Despite the reused theme music and sets, House of the Dragon feels, immediately, like a different show. It has a narrower scope, focusing exclusively on the brand new cast and their royal plotting and incestuous relationships instead of a wider brewing conflict, even though Season 1 does build, inevitably, towards a civil war. While that can sometimes make the story feel hemmed in, it’s realistically the only approach that would work with such a large cast navigating a twenty-odd-year timeline.

But that timeline does cause some issues. There are multiple years-long time skips in Season 1, with core characters regularly being replaced by new actors. The show does little to orient the audience when these shifts occur, leaving us to wonder for a few confused minutes whether Milly Alcock is suddenly Emma Carey now or if this is a completely new character. Princess Rhaenyra and Queen Alicent Hightower are both victims of Sudden Actor Replacement Syndrome, as are several of the younger characters, including the children of both of those leads.

However, there is consistency in some areas that helps us to keep up. Paddy Considine remains as Viserys even as the years and ill-health ravage him into an unrecognizable, monstrous husk, and it’s a fine performance for a complex character. The same can be said of Matt Smith’s Daemon, the most oddly charming of the bunch, especially given his enormous capacity for violence, sadism, and incest.

But you have to take what you can get in House of the Dragon. This is a show without heroes. There is no analog for any of the noble Starks like Ned, Arya, and Sansa, there’s no obvious hero archetype like Jon Snow. Everyone’s out for themselves, and we’re following a family that has ruled in some capacity – through fire and blood, rather than diplomacy – for basically its entire existence. That breeds a kind of wacky depravity and entitlement that most obviously evokes that of the Lannisters in Game of Thrones, though several of the Targaryens are arguably worse.

Sometimes House of the Dragon takes this mandate of being about awful people too far, or at least displays it in too-obvious ways. In the early going there are bouts of violence that feel try-hand and deliberate in their attempts to shock. Even later on, as the years pass and war brews, some of the character depictions are overly simplistic. Aegon Targaryen (Tom Glynn-Carney) has pastimes so wildly villainous that the character is irredeemable before he has even had a chance to become the focus of the story, as he will in Season 2, and his brother Aemond (Ewan Mitchell) looks and acts like a comic book villain.

Even Larys Strong (Matthew Needham), the obligatory Littlefinger-alike, reveals even worse attributes than the scheming and plotting he’s known for. Late on, he starts pleasuring himself to the sight of Alicent’s bare feet for seemingly no reason other than it’s just another creepy attribute for a guy like this to have.

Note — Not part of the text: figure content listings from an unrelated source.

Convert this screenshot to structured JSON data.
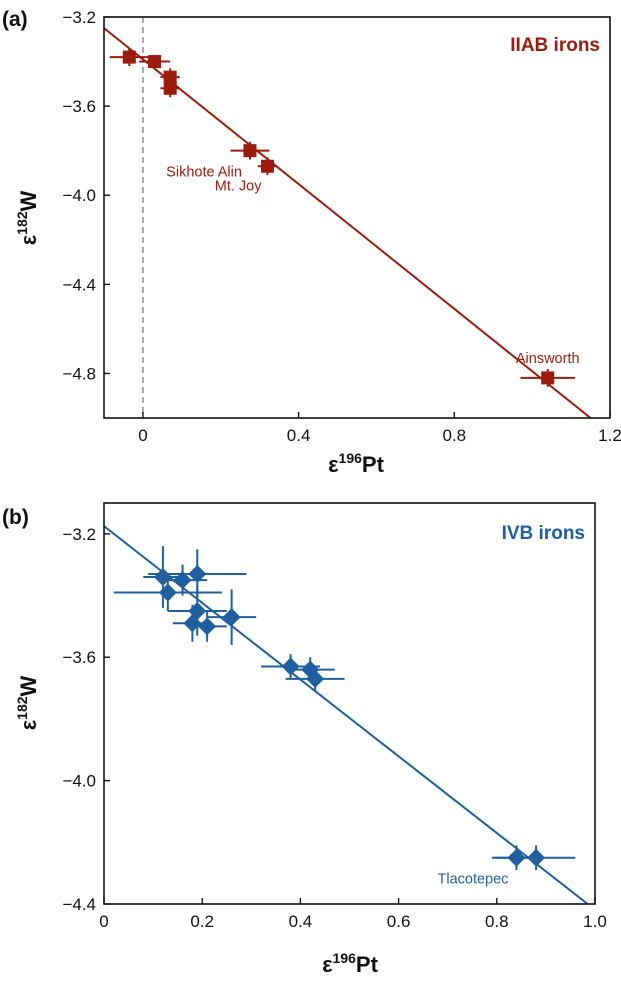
{
  "chart_data": [
    {
      "panel": "(a)",
      "type": "scatter",
      "title": "IIAB irons",
      "xlabel": {
        "base": "ε",
        "sup": "196",
        "rest": "Pt"
      },
      "ylabel": {
        "base": "ε",
        "sup": "182",
        "rest": "W"
      },
      "xlim": [
        -0.1,
        1.2
      ],
      "ylim": [
        -5.0,
        -3.2
      ],
      "xticks": [
        0,
        0.4,
        0.8,
        1.2
      ],
      "xtick_labels": [
        "0",
        "0.4",
        "0.8",
        "1.2"
      ],
      "yticks": [
        -3.2,
        -3.6,
        -4.0,
        -4.4,
        -4.8
      ],
      "ytick_labels": [
        "−3.2",
        "−3.6",
        "−4.0",
        "−4.4",
        "−4.8"
      ],
      "color": "#9b1c0c",
      "marker": "square",
      "points": [
        {
          "x": -0.035,
          "y": -3.38,
          "xerr": 0.05,
          "yerr": 0.04
        },
        {
          "x": 0.03,
          "y": -3.4,
          "xerr": 0.04,
          "yerr": 0.03
        },
        {
          "x": 0.07,
          "y": -3.47,
          "xerr": 0.025,
          "yerr": 0.04
        },
        {
          "x": 0.07,
          "y": -3.52,
          "xerr": 0.025,
          "yerr": 0.04
        },
        {
          "x": 0.275,
          "y": -3.8,
          "xerr": 0.05,
          "yerr": 0.04
        },
        {
          "x": 0.32,
          "y": -3.87,
          "xerr": 0.025,
          "yerr": 0.04
        },
        {
          "x": 1.04,
          "y": -4.82,
          "xerr": 0.07,
          "yerr": 0.04
        }
      ],
      "fit_line": {
        "x": [
          -0.1,
          1.15
        ],
        "y": [
          -3.25,
          -5.0
        ]
      },
      "reference_line_x": 0,
      "annotations": [
        {
          "text": "Sikhote Alin",
          "x": 0.275,
          "y": -3.8
        },
        {
          "text": "Mt. Joy",
          "x": 0.32,
          "y": -3.87
        },
        {
          "text": "Ainsworth",
          "x": 1.04,
          "y": -4.82
        }
      ]
    },
    {
      "panel": "(b)",
      "type": "scatter",
      "title": "IVB irons",
      "xlabel": {
        "base": "ε",
        "sup": "196",
        "rest": "Pt"
      },
      "ylabel": {
        "base": "ε",
        "sup": "182",
        "rest": "W"
      },
      "xlim": [
        0,
        1.0
      ],
      "ylim": [
        -4.4,
        -3.1
      ],
      "xticks": [
        0,
        0.2,
        0.4,
        0.6,
        0.8,
        1.0
      ],
      "xtick_labels": [
        "0",
        "0.2",
        "0.4",
        "0.6",
        "0.8",
        "1.0"
      ],
      "yticks": [
        -3.2,
        -3.6,
        -4.0,
        -4.4
      ],
      "ytick_labels": [
        "−3.2",
        "−3.6",
        "−4.0",
        "−4.4"
      ],
      "color": "#1f5fa0",
      "marker": "diamond",
      "points": [
        {
          "x": 0.12,
          "y": -3.34,
          "xerr": 0.04,
          "yerr": 0.1
        },
        {
          "x": 0.13,
          "y": -3.39,
          "xerr": 0.11,
          "yerr": 0.06
        },
        {
          "x": 0.16,
          "y": -3.35,
          "xerr": 0.05,
          "yerr": 0.05
        },
        {
          "x": 0.19,
          "y": -3.33,
          "xerr": 0.1,
          "yerr": 0.08
        },
        {
          "x": 0.19,
          "y": -3.45,
          "xerr": 0.06,
          "yerr": 0.08
        },
        {
          "x": 0.18,
          "y": -3.49,
          "xerr": 0.04,
          "yerr": 0.06
        },
        {
          "x": 0.21,
          "y": -3.5,
          "xerr": 0.04,
          "yerr": 0.05
        },
        {
          "x": 0.26,
          "y": -3.47,
          "xerr": 0.05,
          "yerr": 0.09
        },
        {
          "x": 0.38,
          "y": -3.63,
          "xerr": 0.06,
          "yerr": 0.04
        },
        {
          "x": 0.42,
          "y": -3.64,
          "xerr": 0.05,
          "yerr": 0.04
        },
        {
          "x": 0.43,
          "y": -3.67,
          "xerr": 0.06,
          "yerr": 0.04
        },
        {
          "x": 0.84,
          "y": -4.25,
          "xerr": 0.05,
          "yerr": 0.04
        },
        {
          "x": 0.88,
          "y": -4.25,
          "xerr": 0.08,
          "yerr": 0.04
        }
      ],
      "fit_line": {
        "x": [
          0,
          0.985
        ],
        "y": [
          -3.175,
          -4.4
        ]
      },
      "annotations": [
        {
          "text": "Tlacotepec",
          "x": 0.84,
          "y": -4.25
        }
      ]
    }
  ]
}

The kindest and most accurate thing you can say for House of the Dragon is that it’s about as good as a setup for an inevitably better follow-up season can get. It’s quite by design that these first ten episodes are intended to introduce the key players and the core motivations in a bloody upcoming civil war which will break out and develop throughout at least one more season. It can be slow, ponderous, and confusing at times, but it’s never boring, and that’s quite an achievement.

It also promises not only more of the same but some new things besides, with the fiery might of the dragons – curiously underused in Season 1 – representing an exciting new wrinkle in the battle for the Iron Throne. And it’s mightily impressive that such an engaging series has been sprung from a work as dry as Fire and Blood, essentially an in-universe history textbook.

With the additional context of Season 2, I imagine that people will look back more fondly on House of the Dragon Season 1, seeing it quite rightly as the calm before the coming storm. But even outside of that macro context, it’s a fine series in its own right, delivering all the political machinations, gore, depravity, and royal plotting that the franchise is known for in spades.